The circles were already well-known to the locals, but they can only be properly seen from the air, and no one had taken the time to study them properly until recently. With further research, Getzin was able to demonstrate that the structures in Australia are the same as the mysterious patterns in Namibia, despite being located more than 10,000 kilometres away.
So what causes these circles? One of the leading hypotheses suggests that fairy circles are caused by carbon monoxide rising up from the earth. Another idea is that termites or ants could be nibbling away at plant roots in the circular pattern.
But Getzin came up with a third hypothesis back in 2014, proposing that fairy circles form naturally as plants organise themselves to get the most amount of water available - and this new discovery supports that idea.

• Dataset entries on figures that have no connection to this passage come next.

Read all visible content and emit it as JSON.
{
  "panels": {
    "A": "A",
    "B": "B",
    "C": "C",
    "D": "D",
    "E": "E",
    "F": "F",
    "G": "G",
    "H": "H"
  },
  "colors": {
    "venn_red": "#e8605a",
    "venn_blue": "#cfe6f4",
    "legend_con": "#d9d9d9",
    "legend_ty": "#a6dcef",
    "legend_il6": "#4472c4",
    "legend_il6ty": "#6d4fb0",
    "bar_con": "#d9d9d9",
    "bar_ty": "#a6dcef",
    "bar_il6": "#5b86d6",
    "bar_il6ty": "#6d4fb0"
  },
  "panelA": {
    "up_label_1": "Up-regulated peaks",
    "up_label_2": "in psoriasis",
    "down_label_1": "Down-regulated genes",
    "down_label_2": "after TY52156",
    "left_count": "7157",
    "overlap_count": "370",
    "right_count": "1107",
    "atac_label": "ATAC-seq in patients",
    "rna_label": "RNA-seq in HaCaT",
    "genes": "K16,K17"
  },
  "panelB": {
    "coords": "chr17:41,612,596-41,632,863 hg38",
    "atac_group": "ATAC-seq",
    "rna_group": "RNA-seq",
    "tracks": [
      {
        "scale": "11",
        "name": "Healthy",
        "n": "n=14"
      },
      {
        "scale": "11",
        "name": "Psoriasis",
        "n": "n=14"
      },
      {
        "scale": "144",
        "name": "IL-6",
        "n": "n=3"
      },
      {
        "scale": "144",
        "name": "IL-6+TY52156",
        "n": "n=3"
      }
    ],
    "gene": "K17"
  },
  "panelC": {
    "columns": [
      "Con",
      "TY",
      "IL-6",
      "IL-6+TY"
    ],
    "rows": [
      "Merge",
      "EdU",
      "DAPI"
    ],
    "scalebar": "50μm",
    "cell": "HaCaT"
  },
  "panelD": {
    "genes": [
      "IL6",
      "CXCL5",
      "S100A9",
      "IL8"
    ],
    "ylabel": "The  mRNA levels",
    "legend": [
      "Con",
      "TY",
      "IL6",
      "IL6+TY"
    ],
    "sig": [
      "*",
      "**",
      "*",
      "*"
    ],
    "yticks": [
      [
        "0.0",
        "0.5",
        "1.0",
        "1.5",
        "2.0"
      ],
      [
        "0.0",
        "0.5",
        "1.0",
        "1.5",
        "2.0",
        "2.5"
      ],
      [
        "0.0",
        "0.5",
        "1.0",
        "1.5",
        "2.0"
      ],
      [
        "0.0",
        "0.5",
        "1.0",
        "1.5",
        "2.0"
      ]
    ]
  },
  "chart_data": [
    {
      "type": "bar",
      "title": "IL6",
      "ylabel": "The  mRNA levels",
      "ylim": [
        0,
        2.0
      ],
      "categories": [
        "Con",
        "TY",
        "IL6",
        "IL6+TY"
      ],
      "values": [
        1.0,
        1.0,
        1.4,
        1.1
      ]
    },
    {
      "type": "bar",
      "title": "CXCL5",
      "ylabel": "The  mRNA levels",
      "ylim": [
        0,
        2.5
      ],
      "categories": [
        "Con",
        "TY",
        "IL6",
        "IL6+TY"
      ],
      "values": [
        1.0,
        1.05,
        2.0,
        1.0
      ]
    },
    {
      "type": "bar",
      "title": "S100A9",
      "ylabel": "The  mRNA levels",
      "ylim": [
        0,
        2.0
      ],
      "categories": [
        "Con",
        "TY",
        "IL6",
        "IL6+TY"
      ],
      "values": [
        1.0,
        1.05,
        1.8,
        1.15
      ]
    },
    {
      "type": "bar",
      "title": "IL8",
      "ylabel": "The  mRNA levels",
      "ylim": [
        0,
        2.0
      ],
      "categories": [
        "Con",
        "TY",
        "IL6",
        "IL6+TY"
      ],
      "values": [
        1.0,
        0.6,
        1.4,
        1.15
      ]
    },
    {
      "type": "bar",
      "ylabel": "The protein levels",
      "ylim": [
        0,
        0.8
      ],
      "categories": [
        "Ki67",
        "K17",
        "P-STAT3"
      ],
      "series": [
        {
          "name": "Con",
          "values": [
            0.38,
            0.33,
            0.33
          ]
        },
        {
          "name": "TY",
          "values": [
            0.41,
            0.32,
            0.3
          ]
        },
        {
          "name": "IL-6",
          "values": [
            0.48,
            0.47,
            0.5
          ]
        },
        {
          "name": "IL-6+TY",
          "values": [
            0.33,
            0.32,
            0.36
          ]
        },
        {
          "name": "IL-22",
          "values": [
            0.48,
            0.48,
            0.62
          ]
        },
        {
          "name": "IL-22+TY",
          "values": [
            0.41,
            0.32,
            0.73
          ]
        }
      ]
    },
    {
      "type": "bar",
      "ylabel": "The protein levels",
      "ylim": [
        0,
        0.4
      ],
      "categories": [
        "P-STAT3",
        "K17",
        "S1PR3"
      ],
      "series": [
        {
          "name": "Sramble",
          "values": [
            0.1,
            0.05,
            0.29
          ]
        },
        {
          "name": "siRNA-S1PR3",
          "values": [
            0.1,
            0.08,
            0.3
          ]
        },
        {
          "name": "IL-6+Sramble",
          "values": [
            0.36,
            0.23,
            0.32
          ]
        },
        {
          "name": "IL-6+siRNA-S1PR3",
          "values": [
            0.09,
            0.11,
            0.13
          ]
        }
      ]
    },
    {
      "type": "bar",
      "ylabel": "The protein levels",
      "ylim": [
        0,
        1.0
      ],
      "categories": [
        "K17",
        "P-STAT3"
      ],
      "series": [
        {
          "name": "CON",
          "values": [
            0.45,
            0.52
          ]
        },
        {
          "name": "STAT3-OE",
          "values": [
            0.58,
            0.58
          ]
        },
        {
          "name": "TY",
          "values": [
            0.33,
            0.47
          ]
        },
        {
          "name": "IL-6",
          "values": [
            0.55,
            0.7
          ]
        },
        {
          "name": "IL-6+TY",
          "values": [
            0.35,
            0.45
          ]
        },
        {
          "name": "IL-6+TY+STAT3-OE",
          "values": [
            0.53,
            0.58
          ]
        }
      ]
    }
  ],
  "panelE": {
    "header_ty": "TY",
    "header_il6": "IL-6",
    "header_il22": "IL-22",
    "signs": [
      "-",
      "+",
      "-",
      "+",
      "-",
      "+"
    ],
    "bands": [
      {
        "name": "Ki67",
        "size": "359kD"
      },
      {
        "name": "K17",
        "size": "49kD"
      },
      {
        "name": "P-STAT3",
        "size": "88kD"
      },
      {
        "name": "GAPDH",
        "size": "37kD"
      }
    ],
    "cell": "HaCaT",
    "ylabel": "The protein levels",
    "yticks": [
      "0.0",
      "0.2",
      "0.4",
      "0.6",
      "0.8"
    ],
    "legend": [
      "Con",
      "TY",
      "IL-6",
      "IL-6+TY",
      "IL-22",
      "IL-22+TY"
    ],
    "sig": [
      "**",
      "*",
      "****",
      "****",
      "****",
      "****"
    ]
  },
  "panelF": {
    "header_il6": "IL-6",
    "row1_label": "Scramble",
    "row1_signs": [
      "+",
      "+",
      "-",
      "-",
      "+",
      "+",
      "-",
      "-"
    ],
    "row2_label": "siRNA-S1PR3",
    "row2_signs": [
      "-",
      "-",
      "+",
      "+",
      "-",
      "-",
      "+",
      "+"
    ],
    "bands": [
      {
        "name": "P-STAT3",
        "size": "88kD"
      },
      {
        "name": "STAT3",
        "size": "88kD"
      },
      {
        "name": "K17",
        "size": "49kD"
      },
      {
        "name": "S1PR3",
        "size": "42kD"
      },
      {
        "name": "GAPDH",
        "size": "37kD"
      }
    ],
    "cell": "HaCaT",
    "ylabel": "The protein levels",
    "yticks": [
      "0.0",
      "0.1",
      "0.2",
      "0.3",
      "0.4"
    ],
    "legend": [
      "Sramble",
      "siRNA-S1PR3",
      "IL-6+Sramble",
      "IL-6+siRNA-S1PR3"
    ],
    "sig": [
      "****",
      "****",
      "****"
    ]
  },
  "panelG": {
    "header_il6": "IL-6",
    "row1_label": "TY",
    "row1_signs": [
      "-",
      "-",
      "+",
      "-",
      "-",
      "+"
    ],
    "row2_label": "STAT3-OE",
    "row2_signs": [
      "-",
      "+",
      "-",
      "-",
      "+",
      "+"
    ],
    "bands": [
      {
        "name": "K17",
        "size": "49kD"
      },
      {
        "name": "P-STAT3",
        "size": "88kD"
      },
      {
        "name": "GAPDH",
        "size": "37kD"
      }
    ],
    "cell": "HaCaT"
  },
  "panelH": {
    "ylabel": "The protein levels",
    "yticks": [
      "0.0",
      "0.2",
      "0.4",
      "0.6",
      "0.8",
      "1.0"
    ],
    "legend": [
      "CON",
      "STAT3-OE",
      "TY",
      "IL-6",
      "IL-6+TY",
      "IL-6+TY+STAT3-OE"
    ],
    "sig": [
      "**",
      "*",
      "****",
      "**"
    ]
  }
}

"The interesting thing about fairy circles is that they are spread with great regularity and homogeneity, even over vast areas, but they occur only within a narrow rainfall belt," said Getzin.
To find out more, Getzin and his team measured the water drainage and surface temperature of the Australian fairy circles, then ran computer simulations to show that the barren patches of desert allow water to permeate further, which means the same amount of liquid can support the most plants possible.
The specifics of the Australian and Namibian structures vary slightly, but they both have this same benefit.
"In Namibia, the sandy soils of the fairy circles are much more permeable and precipitation can drain away with ease," said Getzin. "The details of this mechanism are different to that in Australia. But it produces the same vegetation pattern because both systems of gaps are triggered by the same instability."
The discovery also satisfies one of the main criticisms of Getzin's work on fairy circles - if the structures naturally form due to water shortages, why don't we see them more often? It's now becoming apparent that they're not as rare as we once thought.
What's most exciting is that the research suggests there could be other fairy circles around the world that we're yet to find - and in today's world of google maps and satellite images, it's nice to know there's still a little mystery left on the planet.
"Discoveries like the Australian fairy circles are extremely rare, which makes the current study tremendously exciting," Getzin told ABC Science.
The results have been published in the Proceedings of the National Academy of Sciences.